Thursday, March 24, 2005

Falling.....

Today is not a good day. Today I am struggling to keep afloat, struggling to stay awake, and struggling to hide from the world. The anxiety swirling and comsuming my soul is hard to bear. I want to sleep to escape from it. To turn it off for only a moment and deal with it in dreams where at least it is not real. At least in dreams I feel like I may have some control over everything.

As I mentioned a couple days ago, I am sick again. Over 50% of the past 5 months have been spent fighting some ailment. I now truly believe work is making me sick. I was able to spend today at home nursing my ailing lungs, but tomorrow I don't have the choice - I must go into work. I hate the fact that I have to go in when I barely have the energy to make my own meals. It angers me. Apparently, it is better for me to go in one day tomorrow and risk being off for three weeks then for me to take the day off. The people who complain about not having enough hours at work will not work tomorrow for me, so what do I do? Go in. I have no choice, or so I have been told.

There is a frustrating battle going on inside my body. My body is trying to protect me. Trying to shield me from the aniexy, stress and hurt I experience everyday when I work in such a polluted environment. It tells me when I am doing to much by contracting some virus which makes my lungs ache and fills them with blood. My body gets sick to slow me down, to protect me. I have tried many times not to listen to my body, but it only fights harder by affecting my breathing and making me cough so violently that I must sit down and stop everything I am doing. My body will not be pushed aside, my body will be heard.

All I can hope is tomorrow I am feeling better and that the physical exertion to push through a 7-hour stretch looking after 5 kids at a daycamp isn't too much for it. I hope it understands I don't have a choice. I hope it doesn't revolt by becoming more and more and more ill.
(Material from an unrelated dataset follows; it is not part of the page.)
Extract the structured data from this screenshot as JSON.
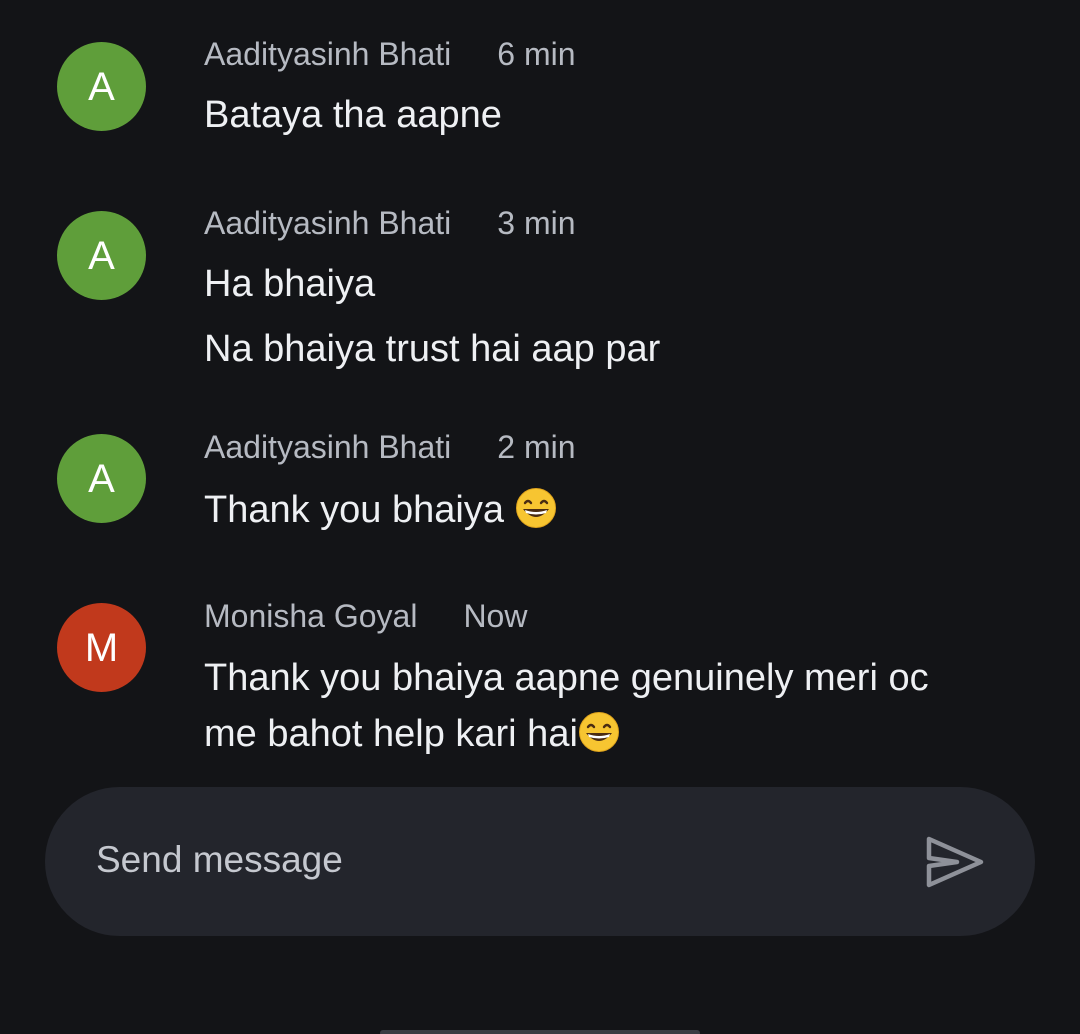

I wish I could explain, but oddly enough I don't speak the same language as my body. It is a language I have only recently started to learn and hopefully will be fluent in someday. I wish I could tell it to hold on - hopefully something new and better and safer is just around the corner.

1 Comments:

Blogger Beatrice Petty said...

Cass,

Please, please, please get out of there. If you have just cause to quit your job, and you do, you can still receive assistance from EI... It sucks to feel defeated... but imagine the feeling of NEVER having to go back to that place EVER!